Oregon public employees contribute far less to their pensions than public employees in Washington and Idaho. Ongoing research from Portland State University has compared the retirement benefits (pensions and Social Security) of teachers, police officers, and accountants in the three states.
Earlier this year, researchers assumed the employees made $66,000 in their final year of working, with 25-30 years of employment, for a total retirement benefit, including Social Security, of $1 million. According to these assumptions, for every $1 million Oregon public employees will receive in retirement benefits, they will have only personally contributed $160,000 of it. Since 70% of Oregon employees don’t contribute to their Oregon pension at all, the $160,000 is entirely accounted for by Social Security contributions. In contrast, public employees in Idaho and Washington receiving similar benefits would have personally contributed $370,000 to $560,000 for every $1 million in benefits. In other words, public employees in neighboring Idaho and Washington pay over two to three times as much towards their pensions as Oregon public employees do.
The rising unfunded liabilities, unsustainable benefits, and historically low employee contributions have prompted Oregon Governor Kitzhaber to push for pension reform.
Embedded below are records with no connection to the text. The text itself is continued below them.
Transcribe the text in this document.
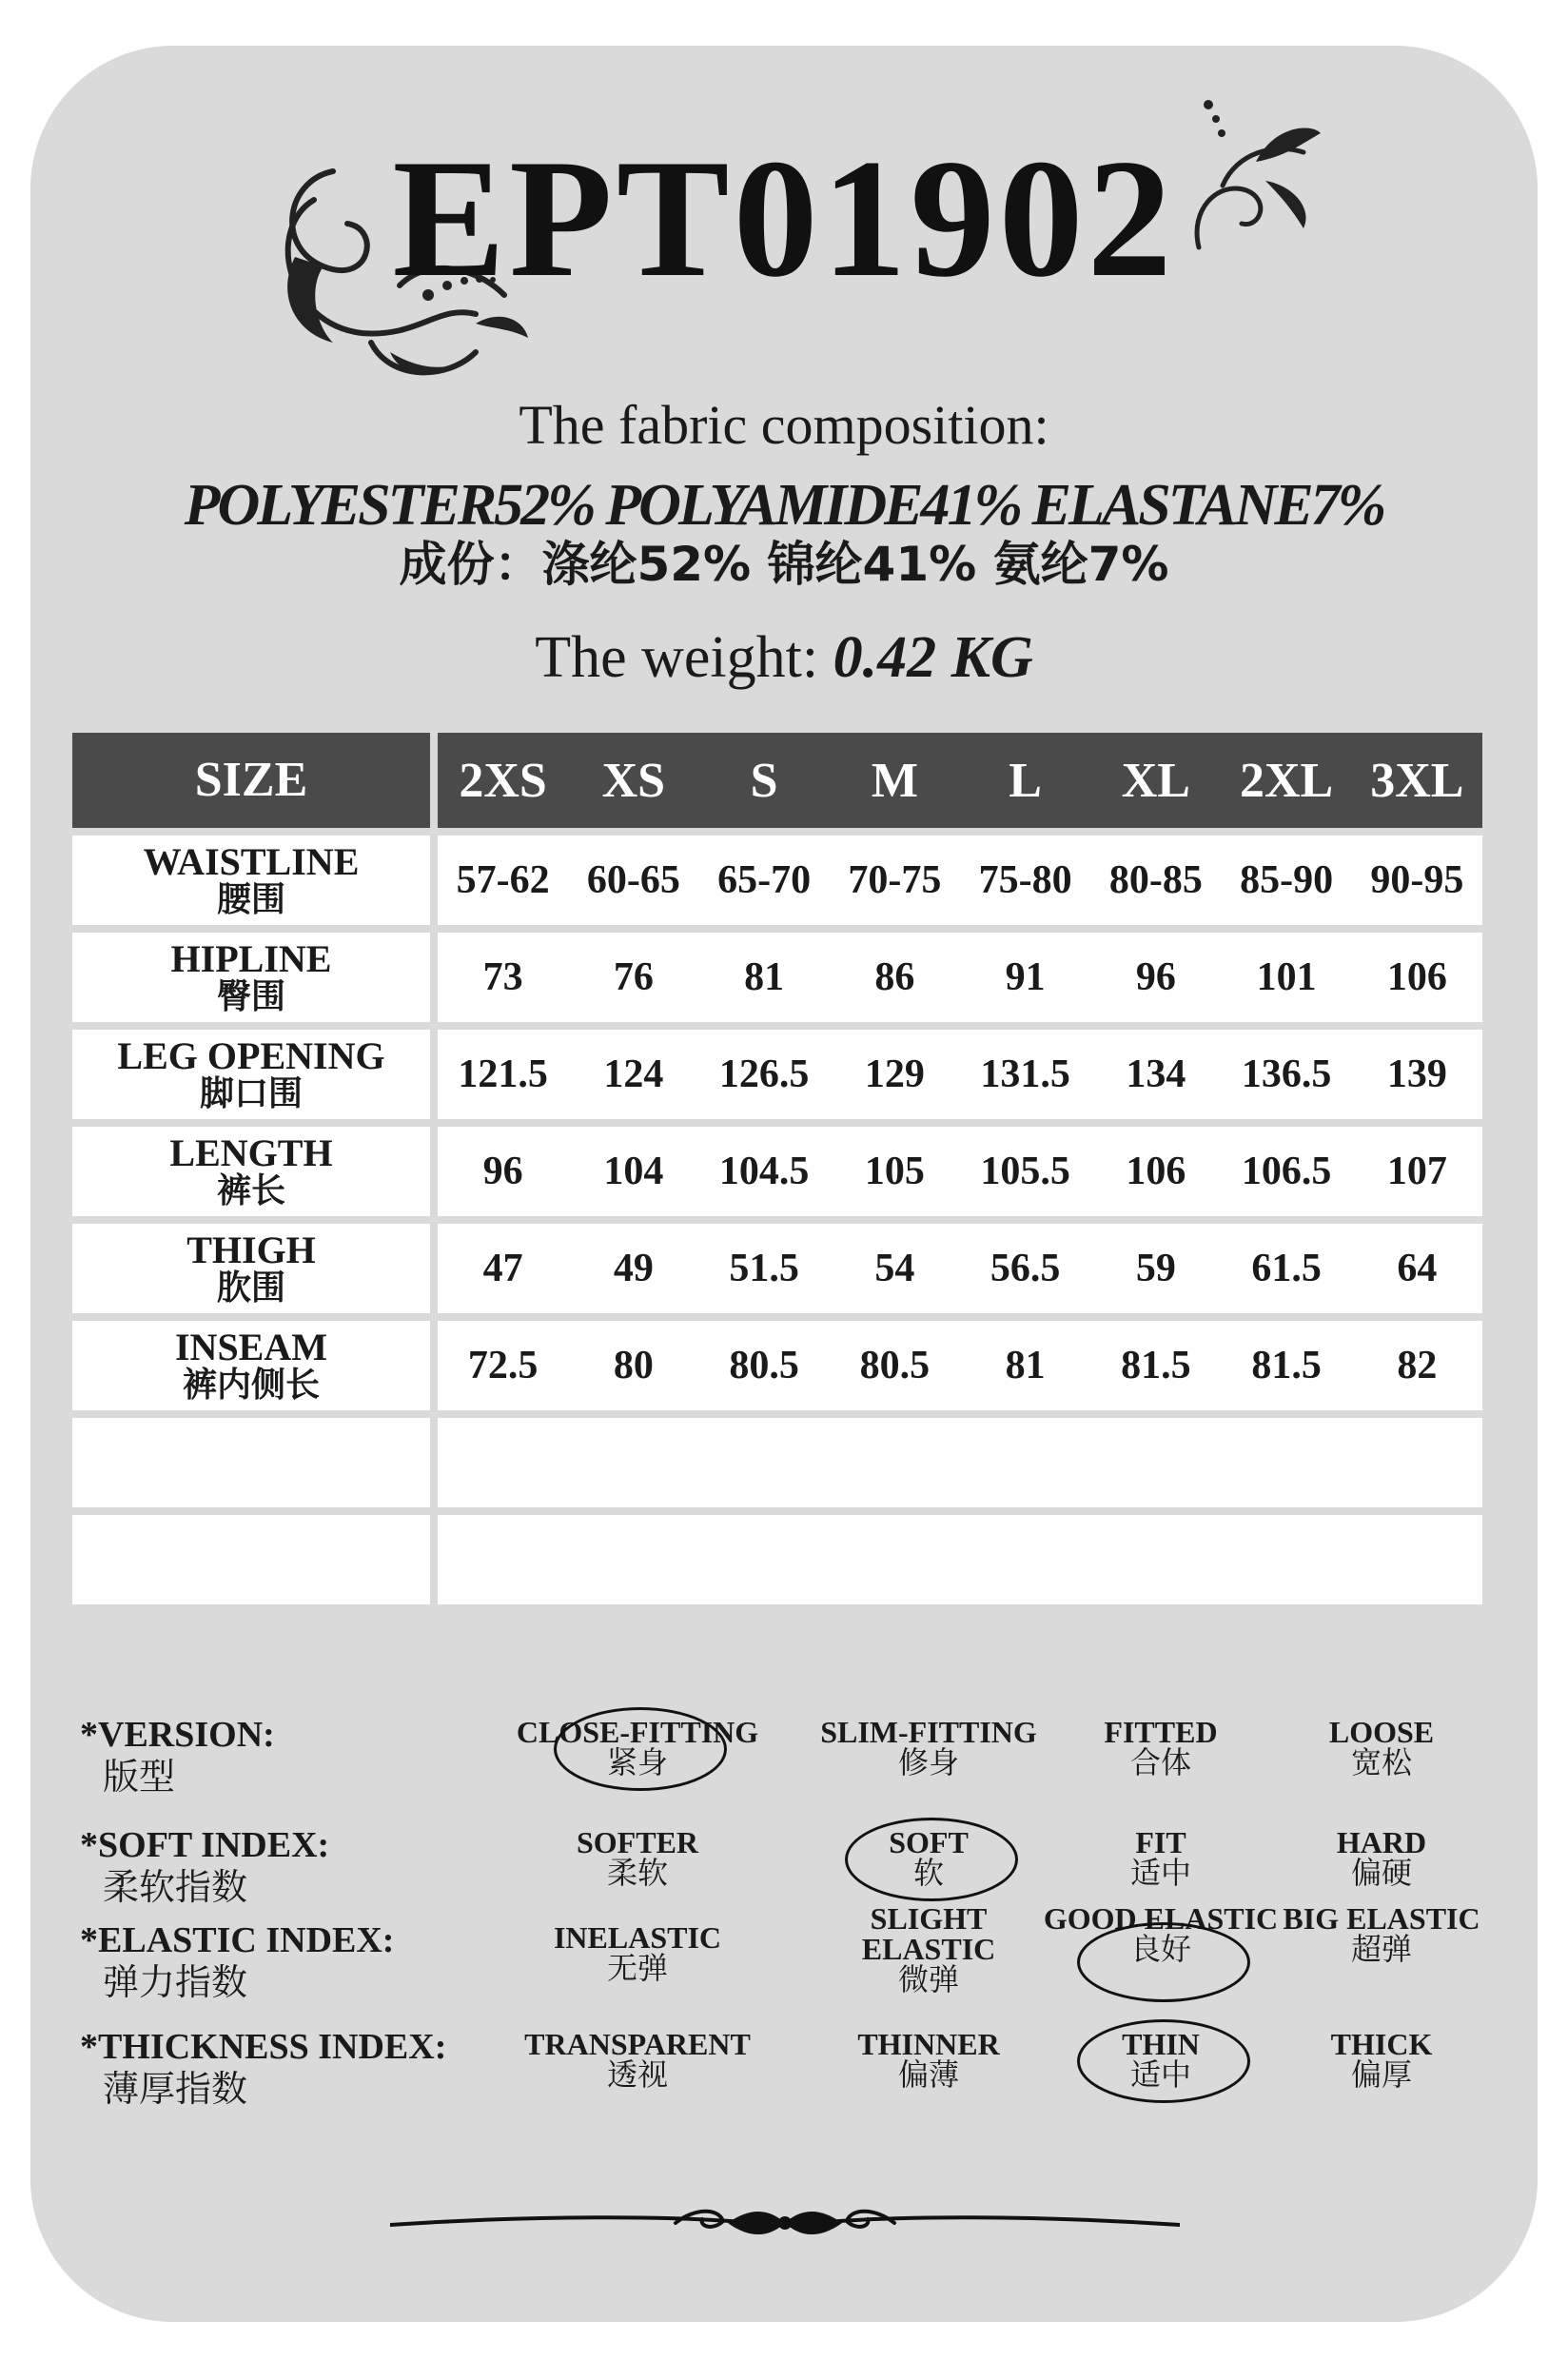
EPT01902
The fabric composition:
POLYESTER52% POLYAMIDE41% ELASTANE7%
成份：涤纶52% 锦纶41% 氨纶7%
The weight: 0.42 KG
SIZE	2XS	XS	S	M	L	XL	2XL 3XL
WAISTLINE
腰围	57-62 60-65 65-70 70-75 75-80 80-85 85-90 90-95
HIPLINE
臀围	73	76	81	86	91	96	101	106
LEG OPENING
脚口围	121.5	124	126.5	129	131.5	134	136.5	139
LENGTH
裤长	96	104	104.5	105	105.5	106	106.5	107
THIGH
肷围	47	49	51.5	54	56.5	59	61.5	64
INSEAM
裤内侧长	72.5	80	80.5	80.5	81	81.5	81.5	82
*VERSION:
版型
CLOSE-FITTING
紧身
SLIM-FITTING
修身
FITTED
合体
LOOSE
宽松
*SOFT INDEX:
柔软指数
SOFTER
柔软
SOFT
软
FIT
适中
HARD
偏硬
*ELASTIC INDEX:
弹力指数
INELASTIC
无弹
SLIGHT ELASTIC
微弹
GOOD ELASTIC
良好
BIG ELASTIC
超弹
*THICKNESS INDEX:
薄厚指数
TRANSPARENT
透视
THINNER
偏薄
THIN
适中
THICK
偏厚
Chief among Governor Kitzhaber’s pension reform ideas for the 2013 legislative sessions were: 1) reduce or end the pension “pickup” of employee contributions to their pensions, and 2) reform the current cost-of-living adjustments (COLA) that increase annual pensions.
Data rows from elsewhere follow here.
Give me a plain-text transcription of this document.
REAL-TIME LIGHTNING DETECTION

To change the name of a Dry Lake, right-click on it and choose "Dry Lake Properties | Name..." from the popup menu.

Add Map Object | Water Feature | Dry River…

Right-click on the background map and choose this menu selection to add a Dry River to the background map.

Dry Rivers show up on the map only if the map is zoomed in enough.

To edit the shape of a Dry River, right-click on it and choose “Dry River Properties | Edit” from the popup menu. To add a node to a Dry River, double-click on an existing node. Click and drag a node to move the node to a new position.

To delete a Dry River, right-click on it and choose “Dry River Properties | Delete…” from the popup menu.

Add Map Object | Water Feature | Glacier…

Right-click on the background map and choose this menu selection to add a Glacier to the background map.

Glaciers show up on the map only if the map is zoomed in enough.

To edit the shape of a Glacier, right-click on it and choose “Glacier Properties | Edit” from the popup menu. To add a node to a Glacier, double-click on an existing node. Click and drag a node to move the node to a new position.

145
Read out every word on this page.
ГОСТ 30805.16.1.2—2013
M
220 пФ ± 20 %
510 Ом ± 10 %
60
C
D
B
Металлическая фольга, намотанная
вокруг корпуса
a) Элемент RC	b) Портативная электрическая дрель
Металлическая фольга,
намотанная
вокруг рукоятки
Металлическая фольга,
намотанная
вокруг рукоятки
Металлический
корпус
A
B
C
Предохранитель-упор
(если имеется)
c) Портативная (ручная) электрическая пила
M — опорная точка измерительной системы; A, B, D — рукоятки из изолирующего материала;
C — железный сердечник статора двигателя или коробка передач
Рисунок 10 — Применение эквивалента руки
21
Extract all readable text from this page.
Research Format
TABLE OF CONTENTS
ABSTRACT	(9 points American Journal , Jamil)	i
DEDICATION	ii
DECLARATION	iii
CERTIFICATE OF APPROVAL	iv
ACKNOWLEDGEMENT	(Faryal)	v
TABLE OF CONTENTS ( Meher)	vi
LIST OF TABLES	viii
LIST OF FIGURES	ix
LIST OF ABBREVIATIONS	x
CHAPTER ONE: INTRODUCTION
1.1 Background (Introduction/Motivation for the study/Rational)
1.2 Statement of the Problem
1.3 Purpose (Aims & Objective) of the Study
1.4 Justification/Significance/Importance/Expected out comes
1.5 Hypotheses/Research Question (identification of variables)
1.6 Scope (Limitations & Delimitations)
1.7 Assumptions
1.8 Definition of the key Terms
However, political pressure from the Governor’s own Democratic Party made reform of pickups an impossibility. This past legislative session did see a small reform in Senate Bill 822, which adjusted the annual COLA. Prior to the law, pensioners automatically received a 2% COLA on their pension earnings. Beginning in August 2014, pensioners will receive a 2% COLA on the first $20,000 of their pension. They will receive 1.5% COLA for benefits between $20,000 and $40,000; 1% on a benefit between $40,000 and $60,000 and .25% on benefits above $60,000. For example, those making between $20,000 and $40,000 will receive a $400 COLA on the first $20,000 of their pension total and an additional 1.5% of total above $20,000. The bill is estimated to save $400 million over the next two years. However, with the expected September lowering of the 30-year 8% PERS investment return assumption, $300 million of these savings will be offset, resulting in a more modest $100 million savings to taxpayers.
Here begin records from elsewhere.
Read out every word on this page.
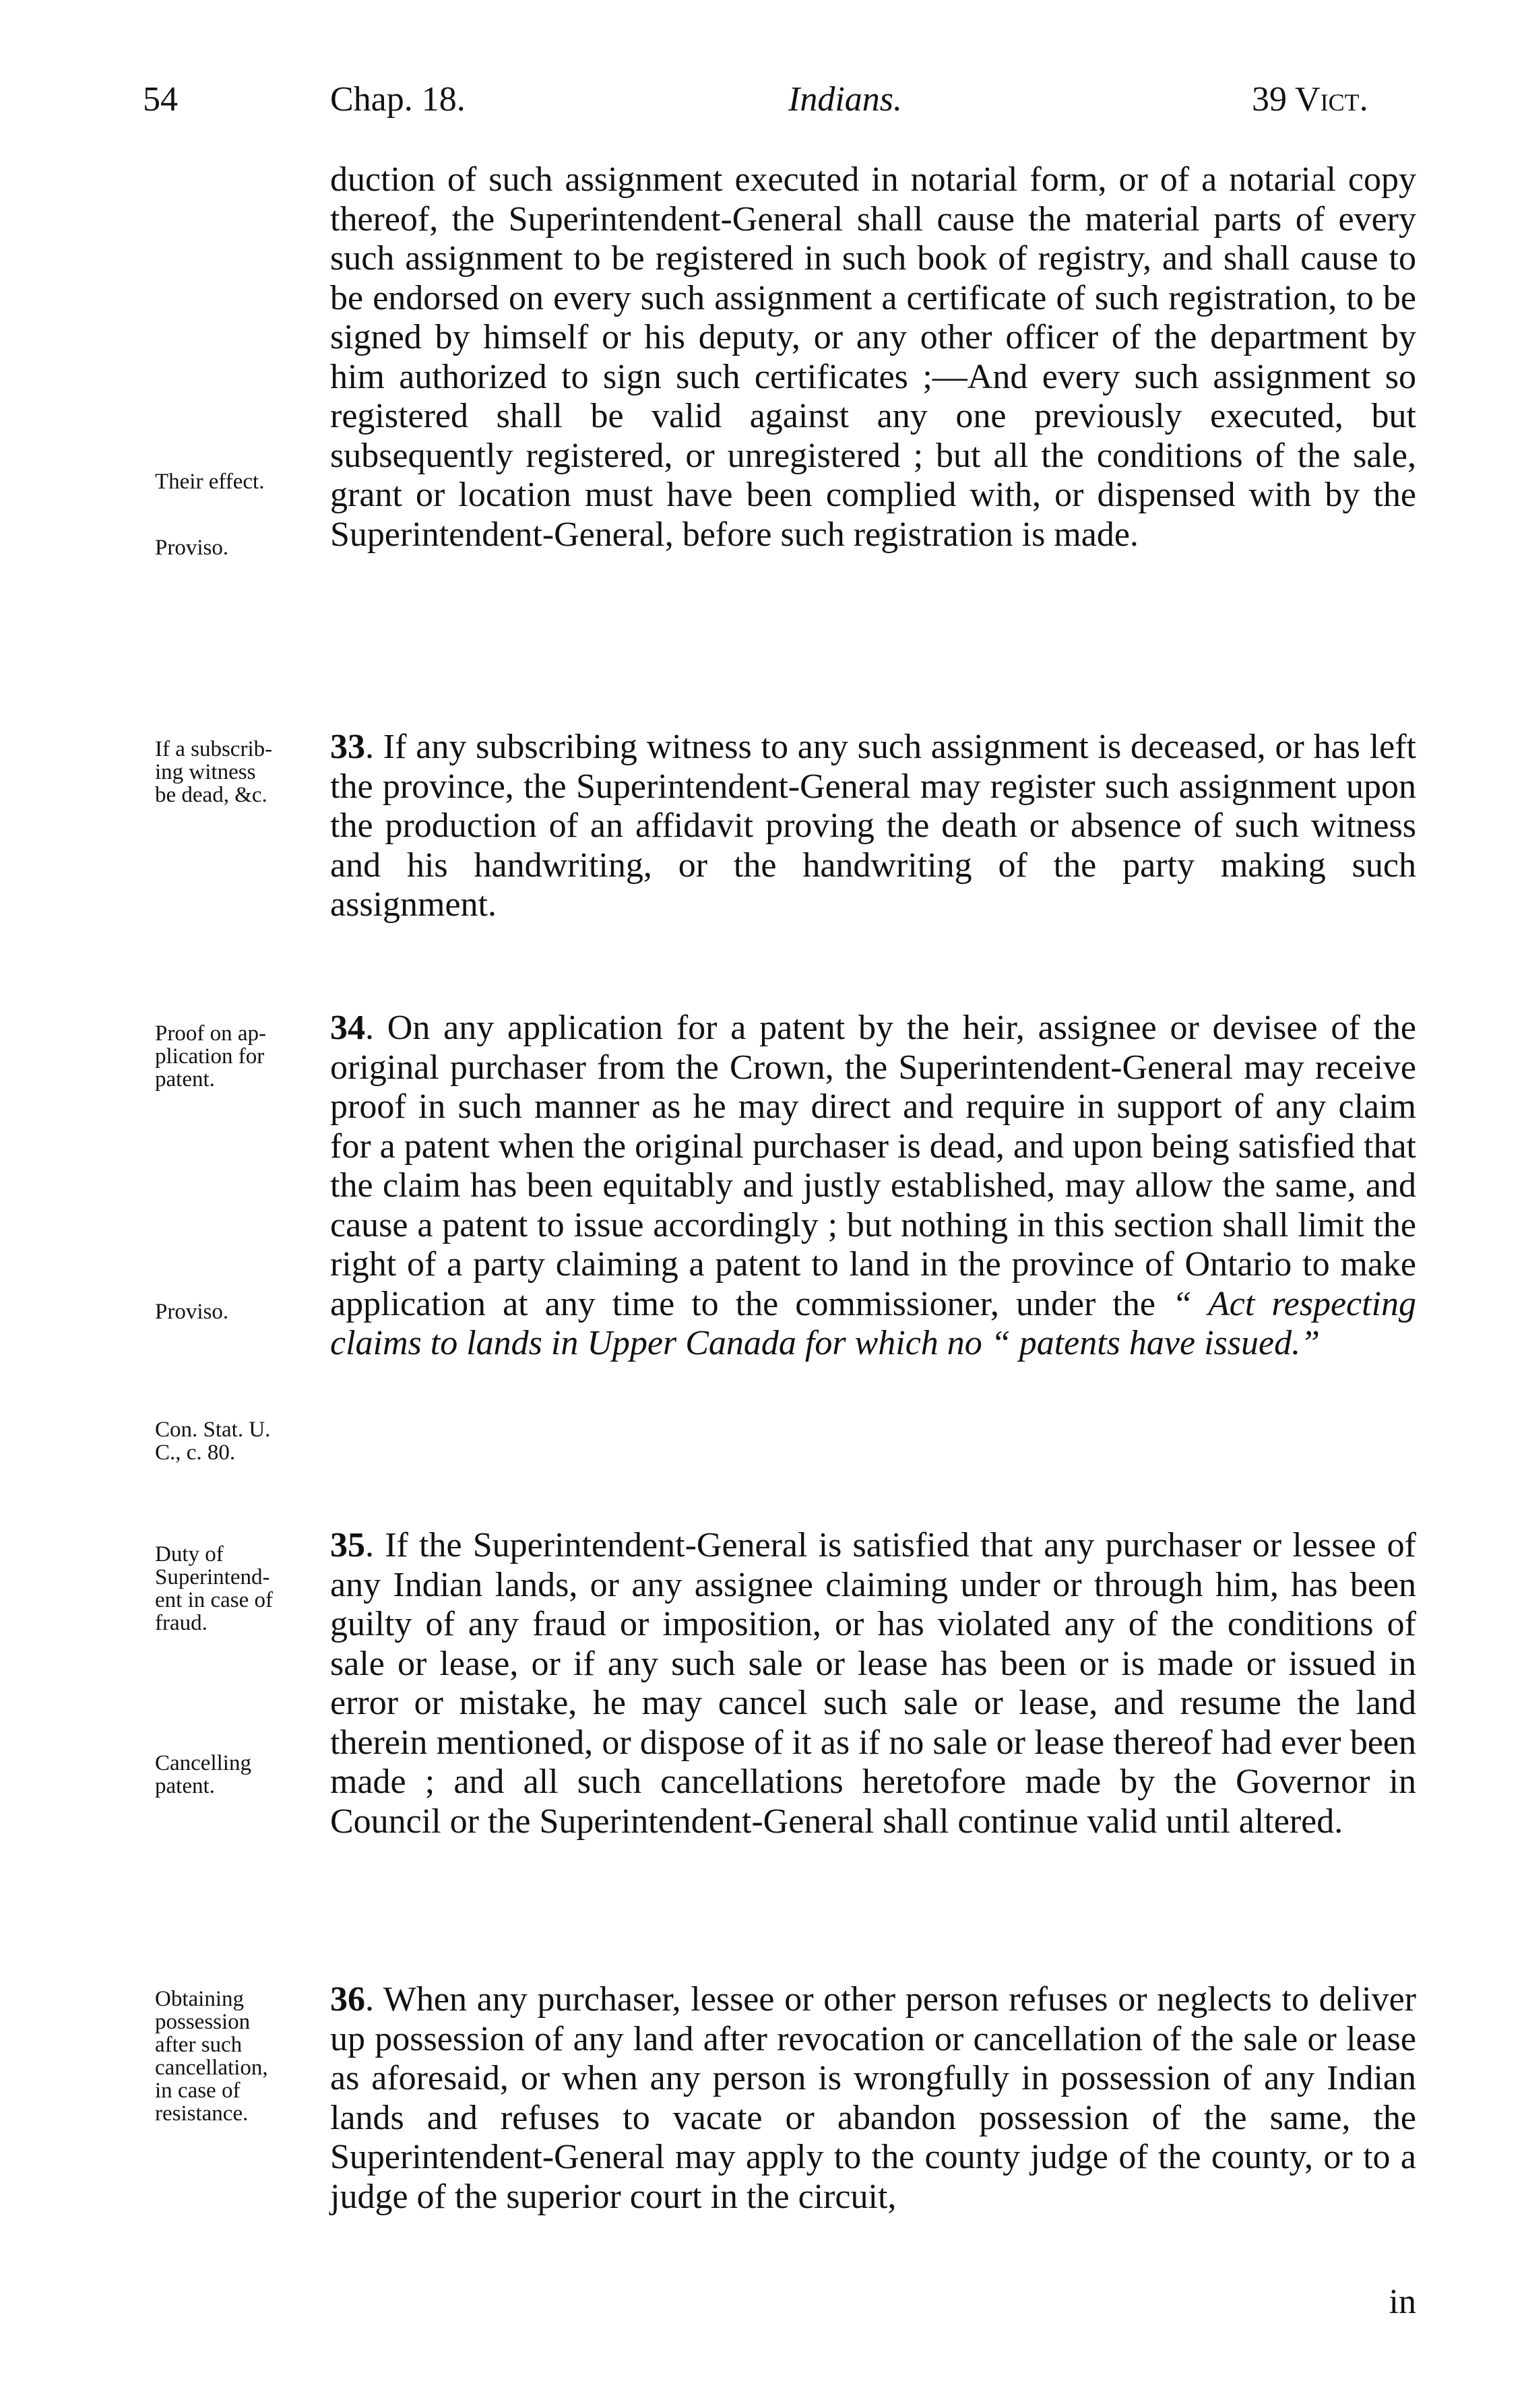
54	Chap. 18.	Indians.	39 Vict.

duction of such assignment executed in notarial form, or of a notarial copy thereof, the Superintendent-General shall cause the material parts of every such assignment to be registered in such book of registry, and shall cause to be endorsed on every such assignment a certificate of such registration, to be signed by himself or his deputy, or any other officer of the department by him authorized to sign such certificates ;—And every such assignment so registered shall be valid against any one previously executed, but subsequently registered, or unregistered ; but all the conditions of the sale, grant or location must have been complied with, or dispensed with by the Superintendent-General, before such registration is made.

33. If any subscribing witness to any such assignment is deceased, or has left the province, the Superintendent-General may register such assignment upon the production of an affidavit proving the death or absence of such witness and his handwriting, or the handwriting of the party making such assignment.

34. On any application for a patent by the heir, assignee or devisee of the original purchaser from the Crown, the Superintendent-General may receive proof in such manner as he may direct and require in support of any claim for a patent when the original purchaser is dead, and upon being satisfied that the claim has been equitably and justly established, may allow the same, and cause a patent to issue accordingly ; but nothing in this section shall limit the right of a party claiming a patent to land in the province of Ontario to make application at any time to the commissioner, under the “ Act respecting claims to lands in Upper Canada for which no “ patents have issued.”

35. If the Superintendent-General is satisfied that any purchaser or lessee of any Indian lands, or any assignee claiming under or through him, has been guilty of any fraud or imposition, or has violated any of the conditions of sale or lease, or if any such sale or lease has been or is made or issued in error or mistake, he may cancel such sale or lease, and resume the land therein mentioned, or dispose of it as if no sale or lease thereof had ever been made ; and all such cancellations heretofore made by the Governor in Council or the Superintendent-General shall continue valid until altered.

36. When any purchaser, lessee or other person refuses or neglects to deliver up possession of any land after revocation or cancellation of the sale or lease as aforesaid, or when any person is wrongfully in possession of any Indian lands and refuses to vacate or abandon possession of the same, the Superintendent-General may apply to the county judge of the county, or to a judge of the superior court in the circuit,

in
Their effect.
Proviso.
If a subscrib-
ing witness
be dead, &c.
Proof on ap-
plication for
patent.
Proviso.
Con. Stat. U.
C., c. 80.
Duty of
Superintend-
ent in case of
fraud.
Cancelling
patent.
Obtaining
possession
after such
cancellation,
in case of
resistance.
Governor Kitzhaber wanted to go further and crafted an unpalatable “grand bargain” that combined pension reform and tax increases. Further reductions of the COLA were to come with a package worth $200 million in revenue. Part of this revenue would have included $55 million in taxes on alcohol and tobacco and $65 million increases in corporate taxes. Fortunately, this idea didn’t get anywhere. Democrats balked at further cuts and Republicans were unwilling to accept tax increases.
Oregonians are currently awaiting an announcement from Governor John Kitzhaber about whether or not there will be a special legislative session to tackle pension reform in Oregon. Even less certain is if anyone will be proposing any good ideas. Simple common sense changes such as limiting “final average salary” to actual salaries and ending the practice of pickups could save Oregon taxpayers hundreds of millions of dollars, while giving legislators slightly more time to get serious about pension reform and eliminating the unfunded liability.